The environmentalist in me is a little wary of the energy sector. The pragmatist in me says that pipeline company Enbridge is a smart choice to boost dividend income and a pretty good corporate citizen, all things considered.

They have to be. They need regulatory approval to do just about everything they do.

Big picture: Enbridge’s stock got a bounce recently when regulators in Minnesota approved its plane to replace an ageing crude oil pipeline. Replacing the ageing and decaying existing pipeline will allow the company to increase the volume of oil it exports from Canada to processors in the U.S. The proposal sparked opposition from some environmental and Native American groups, but on balance the decision to approve the pipeline makes sense to me. Transferring crude by pipeline is more efficient, less expensive and safer than transporting it on trucks and trains. Regulators agreed with the company’s assertion that the existing pipeline needs to be replaced.

My vote on the environmental front is that we all should be taking steps to reduce our carbon footprints and dependence on fossil fuels. That said, gas and oil are going to be in demand for decades to come. That’s why I’m comfortable having Enbridge in my portfolio. (I became a stockholder largely by accident, when Enbridge acquired U.S. based Spectra, a provider of natural gas pipelines and services. The company announced a deal to acquire the remaining piece of that company, Spectra Energy Partners, last week in a $3.3 billion deal stock deal.)

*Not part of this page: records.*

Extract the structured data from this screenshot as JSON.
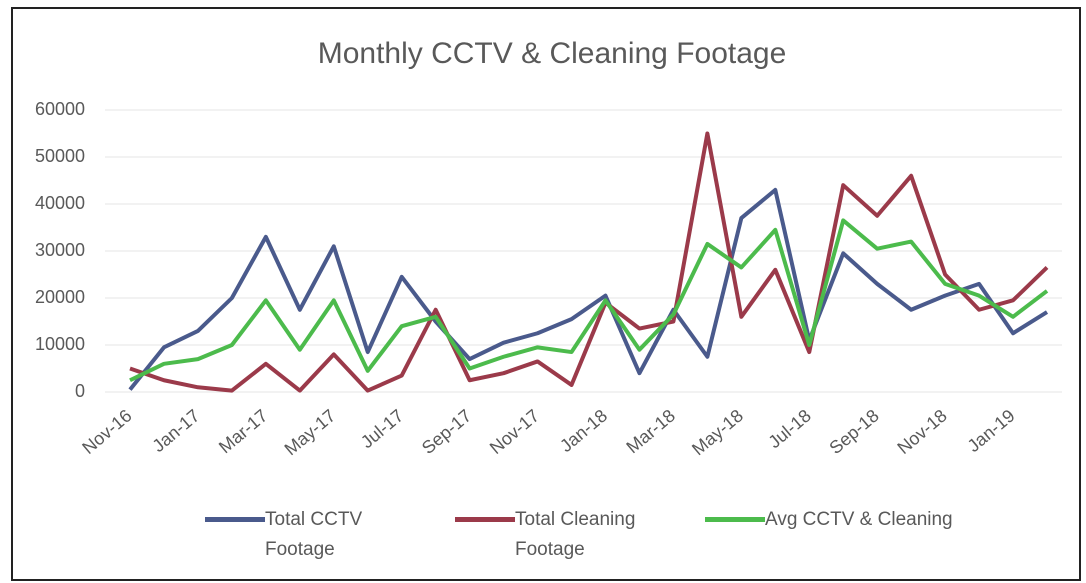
{
  "chart_data": {
    "type": "line",
    "title": "Monthly CCTV & Cleaning Footage",
    "categories": [
      "Nov-16",
      null,
      "Jan-17",
      null,
      "Mar-17",
      null,
      "May-17",
      null,
      "Jul-17",
      null,
      "Sep-17",
      null,
      "Nov-17",
      null,
      "Jan-18",
      null,
      "Mar-18",
      null,
      "May-18",
      null,
      "Jul-18",
      null,
      "Sep-18",
      null,
      "Nov-18",
      null,
      "Jan-19",
      null
    ],
    "series": [
      {
        "name": "Total CCTV Footage",
        "color": "#4a5a8c",
        "values": [
          500,
          9500,
          13000,
          20000,
          33000,
          17500,
          31000,
          8500,
          24500,
          15000,
          7000,
          10500,
          12500,
          15500,
          20500,
          4000,
          17500,
          7500,
          37000,
          43000,
          11000,
          29500,
          23000,
          17500,
          20500,
          23000,
          12500,
          17000
        ]
      },
      {
        "name": "Total Cleaning Footage",
        "color": "#9b3a4a",
        "values": [
          5000,
          2500,
          1000,
          300,
          6000,
          300,
          8000,
          300,
          3500,
          17500,
          2500,
          4000,
          6500,
          1500,
          19000,
          13500,
          15000,
          55000,
          16000,
          26000,
          8500,
          44000,
          37500,
          46000,
          25000,
          17500,
          19500,
          26500
        ]
      },
      {
        "name": "Avg CCTV & Cleaning",
        "color": "#4cbb4c",
        "values": [
          2500,
          6000,
          7000,
          10000,
          19500,
          9000,
          19500,
          4500,
          14000,
          16000,
          5000,
          7500,
          9500,
          8500,
          19500,
          9000,
          16500,
          31500,
          26500,
          34500,
          10000,
          36500,
          30500,
          32000,
          23000,
          20500,
          16000,
          21500
        ]
      }
    ],
    "ylim": [
      0,
      60000
    ],
    "yticks": [
      0,
      10000,
      20000,
      30000,
      40000,
      50000,
      60000
    ],
    "grid": true,
    "legend": "bottom"
  }
}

Here’s the fun part – the stock, trading at about $36.00 (U.S. dollars) on August 24 – has a 5.7% dividend yield. Canadian taxes will reduce the payout by about a quarter, from my experience. That’s still a very nice yield in today’s environment.

Bottom line: a wide economic moat, an attractive price point to enter or add shares, and a dividend yield that’s hard to match. If I were buying this week, I’d add more Enbridge to my portfolio.

According to the Wall Street Journal, total debt to total assets is 40%, which seems reasonable. The company has been selling “non-core” assets as part of a deleveraging strategy.